The tibial nerve dives between the two heads of the gastrocnemius and crosses the stifle on the surface of the popliteus. It detaches branches to these muscles and to other muscles of the caudal group before continuing as a sensory trunk in the space between the calcanean tendon and the deep flexor, where it is easily palpated (Figure 24–7/12). When level with the calcaneus, it divides into medial and lateral plantar nerves that pass over the sustentaculum tali beside the deep flexor tendon. The lateral nerve diverges laterally, and just distal to the hock, it detaches the common trunk of the medial and lateral plantar metatarsal nerves (Figure 24–19/2′). These supply the interosseous muscle and associated structures and the plantar pouch of the fetlock joint (Figure 24–19/4,4′). The medial plantar nerve follows the line of the parent trunk. Although the plantar nerves generally resemble the palmar nerves of the forelimb, the communicating branch is relatively slight or even absent; when present, it can usually be palpated as it slopes in a laterodistal direction over the superficial aspect of the flexor tendons (Figure 24–19/1).

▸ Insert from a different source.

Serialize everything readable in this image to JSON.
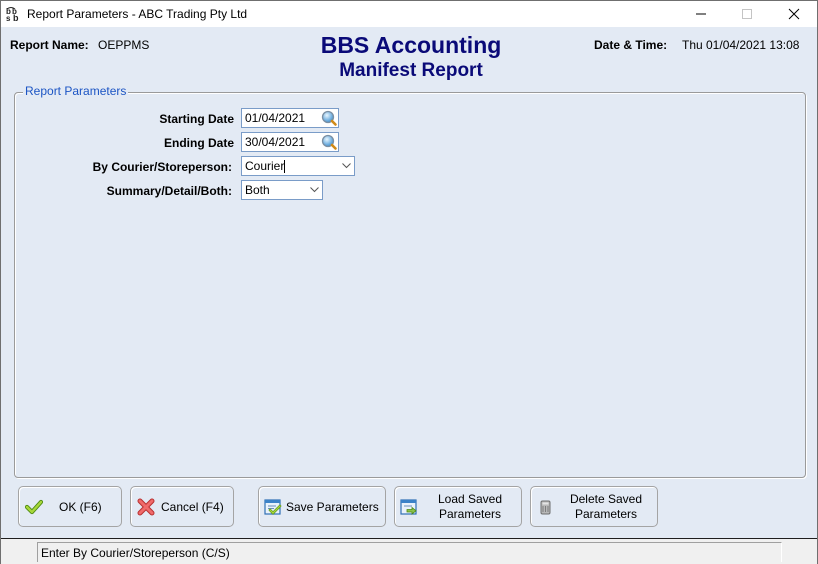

There is one other difference. The dorsal and plantar metatarsal nerves play a larger role in the sensory innervation of the hoof contents than do the corresponding forelimb trunks—the dorsal branch of the ulnar nerve and the palmar metacarpal nerves—which commonly fail to reach the coronet.
Tibial paralysis is manifested by a slight sagging of the hock when weight is borne on the affected limb. Despite the inability to flex the distal joints, the gait is not seriously disturbed. The sensory deficit is very considerable.
Lesions that affect the sciatic trunk involve the hamstring as well as the leg muscles. Despite this, the consequences are less disastrous than might well be supposed. Retention of activity by the quadriceps enables the animal to fix the stifle and, through the reciprocal apparatus, the hock. It is thus able to support weight on the limb. Cutaneous and deep sensations are lost below the stifle, except in the province of the saphenous nerve.
The tibial nerve may be blocked on the lateral side of the limb approximately 10 cm above the point of the hock.
Both superficial and deep branches of the peroneal nerve can be blocked by injecting, subcutaneously and then deeply from the same point of entry, between the long and lateral extensors a handbreadth or so proximal to the tarsocrural joint (Figure 24–7/6,6′). Apart from this, the local anesthetic techniques for surgical and diagnostic purposes generally resemble those prescribed for the forelimb; the one distinction of relevance is the distal extension of the dorsal metatarsal nerves. It is possible to block the undivided tibial nerve (level with the point of the hock) as an alternative to the plantar nerves (Figure 24–7/12).